Evaluate $\int\cos(\ln x^2)dx$

Question

$$\int\cos(\ln x^2)dx$$

I've learned substitution method, integration by parts, and some other basic methods for integration, but I have no idea how to start this question.

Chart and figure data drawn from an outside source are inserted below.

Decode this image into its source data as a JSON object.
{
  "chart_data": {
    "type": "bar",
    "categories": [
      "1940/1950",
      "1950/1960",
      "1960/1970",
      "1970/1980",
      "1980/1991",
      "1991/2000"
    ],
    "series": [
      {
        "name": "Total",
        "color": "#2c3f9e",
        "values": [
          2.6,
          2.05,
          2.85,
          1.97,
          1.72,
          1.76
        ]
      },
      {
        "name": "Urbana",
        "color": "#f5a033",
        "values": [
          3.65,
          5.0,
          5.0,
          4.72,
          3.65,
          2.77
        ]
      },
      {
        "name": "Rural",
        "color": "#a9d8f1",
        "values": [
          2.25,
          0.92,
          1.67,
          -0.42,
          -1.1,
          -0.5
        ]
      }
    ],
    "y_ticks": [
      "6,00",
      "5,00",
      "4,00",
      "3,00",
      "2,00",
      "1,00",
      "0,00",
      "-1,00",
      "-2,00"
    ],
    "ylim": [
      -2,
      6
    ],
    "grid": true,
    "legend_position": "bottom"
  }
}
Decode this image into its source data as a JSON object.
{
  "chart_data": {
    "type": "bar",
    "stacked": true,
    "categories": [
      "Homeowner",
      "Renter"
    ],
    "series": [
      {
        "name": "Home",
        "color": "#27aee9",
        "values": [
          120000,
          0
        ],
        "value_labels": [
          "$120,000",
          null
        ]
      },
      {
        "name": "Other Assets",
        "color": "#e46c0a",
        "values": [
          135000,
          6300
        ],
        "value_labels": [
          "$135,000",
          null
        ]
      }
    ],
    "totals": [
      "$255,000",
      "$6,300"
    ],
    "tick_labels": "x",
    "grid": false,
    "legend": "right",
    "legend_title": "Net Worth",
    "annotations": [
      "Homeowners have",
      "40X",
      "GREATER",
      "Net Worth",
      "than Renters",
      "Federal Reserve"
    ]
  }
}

How should I start this question?

Answer 1

For ease, let's write $\ln x^2 = 2 \ln x$. If you do the substitution $u = 2 \ln x$, so that $\frac{du}{dx} = \frac{2}{x}$ and $x = e^{u/2}$, then you end up with

$$\frac 12 \int e^{u/2} \cos u \;\mathrm{d}u,$$

which can be done quickly with $2$ integration by parts (and which is a classical integration by parts problem).

Answer 2

Using the fact that $\cos \theta=\text{Re }e^{i\theta}$,

$$ \begin{align*} \int \cos(\log x^2)\; dx &= \text{Re}\int e^{2i \log x} \; dx \\ &= \text{Re} \int x^{2i}\; dx \\ &= \text{Re}\left(\frac{x^{1+2i}}{1+2i} \right) \\ &= \frac{x}{5}\text{Re} \left( x^{2i} (1-2i)\right) \\ &= \frac{x}{5}\text{Re} \left( (\cos(2\log x)+i\sin(2\log x) ) (1-2i)\right)\\ &= x\frac{ \cos(2\log x)+2 \sin(2\log x)}{5}+C \end{align*} $$

Answer 3

taking $t=\ln x$ you get $dx=e^t dt$ $$\int\cos(\ln x^2)dx=\int\cos(2t)e^t dt=:I$$ Integrating by parts twice you get $$I=\int\cos(2t)e^t dt=e^t\cos(2t)+2\int\sin(2t)e^t dt+C=$$ $$=e^t\cos(2t)+2\left(e^t\sin(2t) - 2\int\cos(2t)e^t dt\right)+C=$$ $$=e^t\cos(2t)+2e^t\sin(2t)-4I +C\ .$$ Thus, $$I=\frac{1}{5}\left(e^t\cos(2t)+2e^t\sin(2t)\right)+C=\frac{1}{5}\left(x\cos(\ln x^2)+2x\sin(\ln x^2)\right)+C$$

Answer 4

Rewrite $$ \int\cos(\ln x^2)dx=\int\cos(2\ln x)dx. $$ Using IBP by taking $u=\cos(2\ln x)\;\Rightarrow\;du=-\dfrac2x\sin(2\ln x)\ dx$ and $dv=dx\;\Rightarrow\;v=x\,$ yields $$ \int\cos(2\ln x)dx=x\cos(2\ln x)+2\int\sin(2\ln x)dx+C_1.\tag1 $$ Again using IBP by taking $u=\sin(2\ln x)\;\Rightarrow\;du=\dfrac2x\cos(2\ln x)\ dx$ and $dv=dx\;\Rightarrow\;v=x$ yields $$ \int\sin(\ln x^2)dx=x\sin(2\ln x)-2\int\cos(2\ln x)dx+C_2.\tag2 $$ Plug in $(2)$ to $(1)$ yields \begin{align} \int\cos(2\ln x)dx&=x\cos(2\ln x)+2x\sin(2\ln x)-4\int\cos(2\ln x)dx+K\\ 5\int\cos(2\ln x)dx&=x\cos(\ln x^2)+2x\sin(\ln x^2)+K. \end{align}